The Consumer Financial Protection Bureau on Wednesday promoted three of its officials to new leadership positions.

Chris D'Angelo, the CFPB's chief of staff, was named associate director for supervision, enforcement and fair lending, the largest division at the bureau. D'Angelo succeeds David Bleicken, who had been acting associate director, and will return to his previous role as deputy associate director of the division that is responsible for examining banks and filing enforcement actions.

Richard Lepley was promoted to principal deputy general counsel in the legal division of the Office of the General Counsel, a position that had been vacant. For the past five years Lepley had been the CFPB's deputy general counsel for general law, ethics and oversight.

Lepley worked on the draft legislation that became the Consumer Financial Protection Act when he previously worked at the Treasury Department as acting assistant general counsel for general law and ethics.
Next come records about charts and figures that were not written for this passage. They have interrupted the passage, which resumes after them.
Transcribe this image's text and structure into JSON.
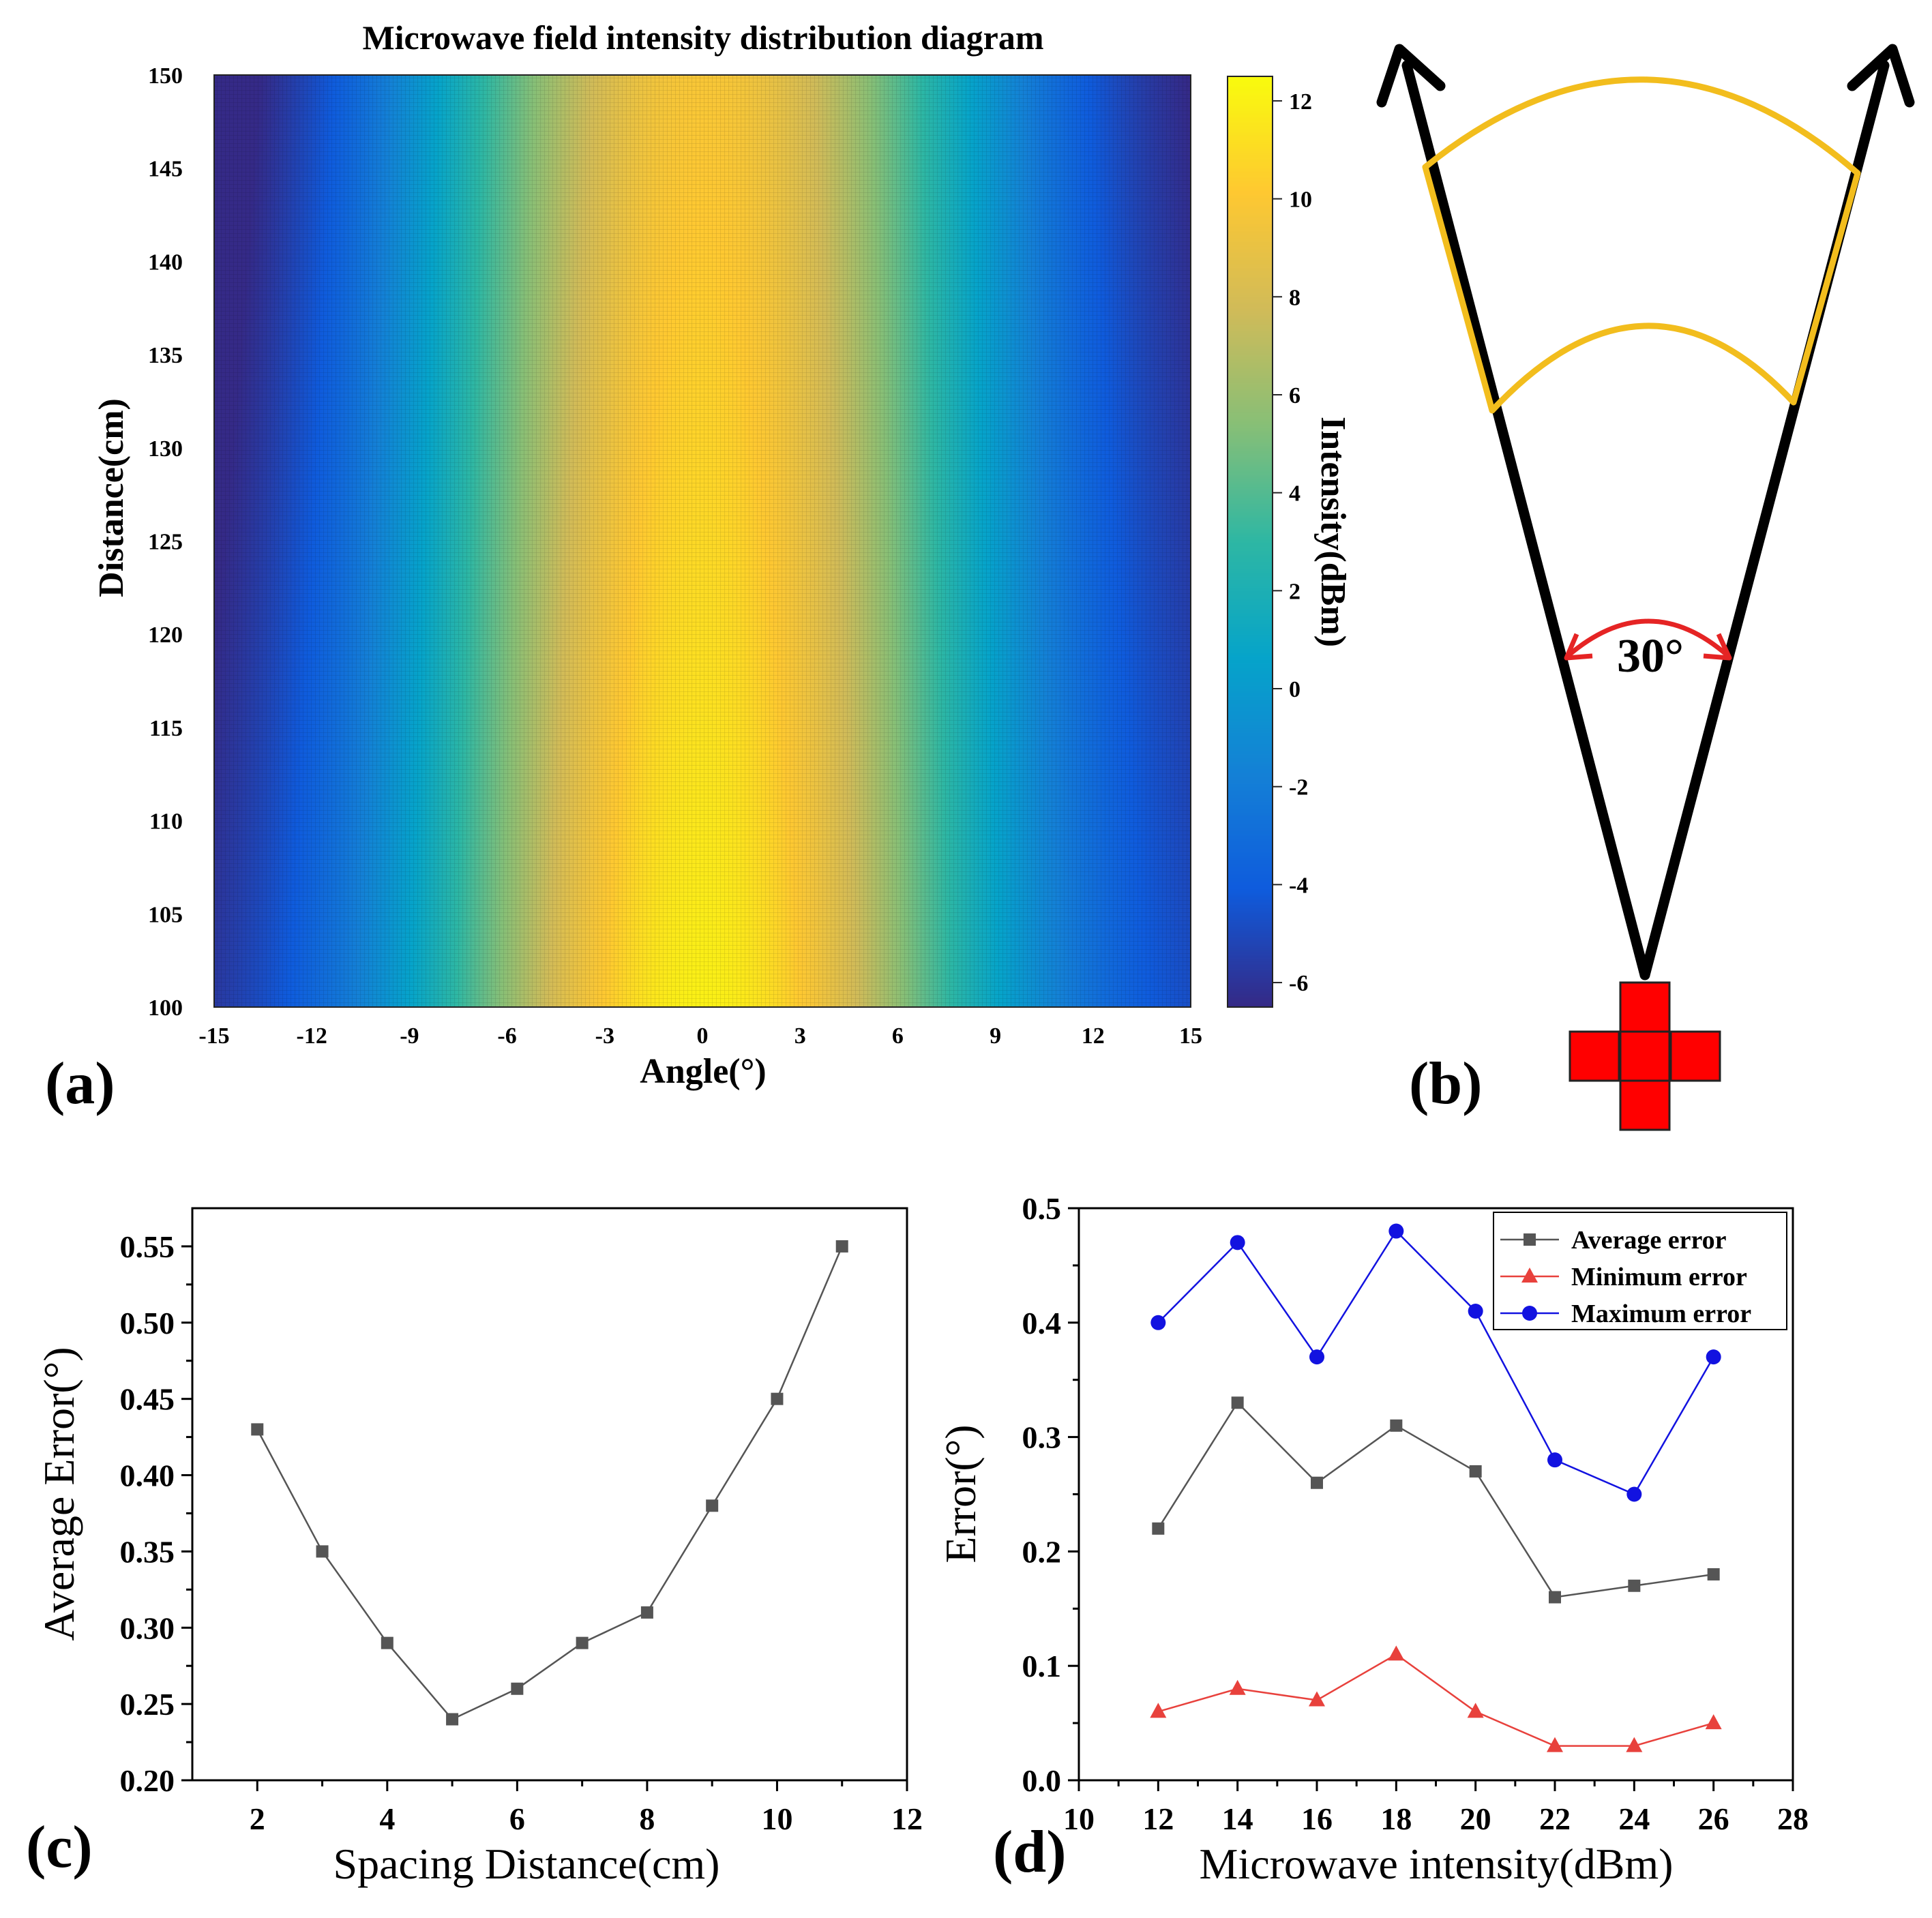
{
  "chart_data": [
    {
      "panel": "a",
      "type": "heatmap",
      "panel_label": "(a)",
      "title": "Microwave field intensity distribution diagram",
      "xlabel": "Angle(°)",
      "ylabel": "Distance(cm)",
      "colorbar_label": "Intensity(dBm)",
      "xlim": [
        -15,
        15
      ],
      "ylim": [
        100,
        150
      ],
      "xticks": [
        -15,
        -12,
        -9,
        -6,
        -3,
        0,
        3,
        6,
        9,
        12,
        15
      ],
      "yticks": [
        100,
        105,
        110,
        115,
        120,
        125,
        130,
        135,
        140,
        145,
        150
      ],
      "clim": [
        -6.5,
        12.5
      ],
      "colorbar_ticks": [
        -6,
        -4,
        -2,
        0,
        2,
        4,
        6,
        8,
        10,
        12
      ],
      "colormap": [
        "#352a87",
        "#0f5cdd",
        "#1481d6",
        "#06a4ca",
        "#2eb7a4",
        "#87bf77",
        "#d1bb59",
        "#fec832",
        "#f9fb0e"
      ],
      "peak_angle": 0,
      "intensity_max": 12,
      "intensity_min": -6
    },
    {
      "panel": "b",
      "type": "diagram",
      "panel_label": "(b)",
      "angle_label": "30°"
    },
    {
      "panel": "c",
      "type": "line",
      "panel_label": "(c)",
      "xlabel": "Spacing Distance(cm)",
      "ylabel": "Average Error(°)",
      "xlim": [
        1,
        12
      ],
      "ylim": [
        0.2,
        0.575
      ],
      "xticks": [
        2,
        4,
        6,
        8,
        10,
        12
      ],
      "yticks": [
        0.2,
        0.25,
        0.3,
        0.35,
        0.4,
        0.45,
        0.5,
        0.55
      ],
      "ytick_labels": [
        "0.20",
        "0.25",
        "0.30",
        "0.35",
        "0.40",
        "0.45",
        "0.50",
        "0.55"
      ],
      "x": [
        2,
        3,
        4,
        5,
        6,
        7,
        8,
        9,
        10,
        11
      ],
      "series": [
        {
          "name": "Average error",
          "color": "#555555",
          "marker": "square",
          "values": [
            0.43,
            0.35,
            0.29,
            0.24,
            0.26,
            0.29,
            0.31,
            0.38,
            0.45,
            0.55
          ]
        }
      ]
    },
    {
      "panel": "d",
      "type": "line",
      "panel_label": "(d)",
      "xlabel": "Microwave intensity(dBm)",
      "ylabel": "Error(°)",
      "xlim": [
        10,
        28
      ],
      "ylim": [
        0,
        0.5
      ],
      "xticks": [
        10,
        12,
        14,
        16,
        18,
        20,
        22,
        24,
        26,
        28
      ],
      "yticks": [
        0.0,
        0.1,
        0.2,
        0.3,
        0.4,
        0.5
      ],
      "ytick_labels": [
        "0.0",
        "0.1",
        "0.2",
        "0.3",
        "0.4",
        "0.5"
      ],
      "x": [
        12,
        14,
        16,
        18,
        20,
        22,
        24,
        26
      ],
      "legend_position": "top-right",
      "series": [
        {
          "name": "Average error",
          "color": "#555555",
          "marker": "square",
          "values": [
            0.22,
            0.33,
            0.26,
            0.31,
            0.27,
            0.16,
            0.17,
            0.18
          ]
        },
        {
          "name": "Minimum error",
          "color": "#e8413c",
          "marker": "triangle",
          "values": [
            0.06,
            0.08,
            0.07,
            0.11,
            0.06,
            0.03,
            0.03,
            0.05
          ]
        },
        {
          "name": "Maximum error",
          "color": "#1212e0",
          "marker": "circle",
          "values": [
            0.4,
            0.47,
            0.37,
            0.48,
            0.41,
            0.28,
            0.25,
            0.37
          ]
        }
      ]
    }
  ]
}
He spent more than two decades as a litigator and manager in the federal programs branch of the civil division at the Justice Department.

Nellisha Ramdass was named deputy chief operating officer, a position that also had been vacant. Ramdass had been in charge of team operations in the bureau's Office of Technology and Innovation.

Ramdass previously was a senior adviser at the Education Department and was a senior contracting officer at the Office of the Comptroller of the Currency.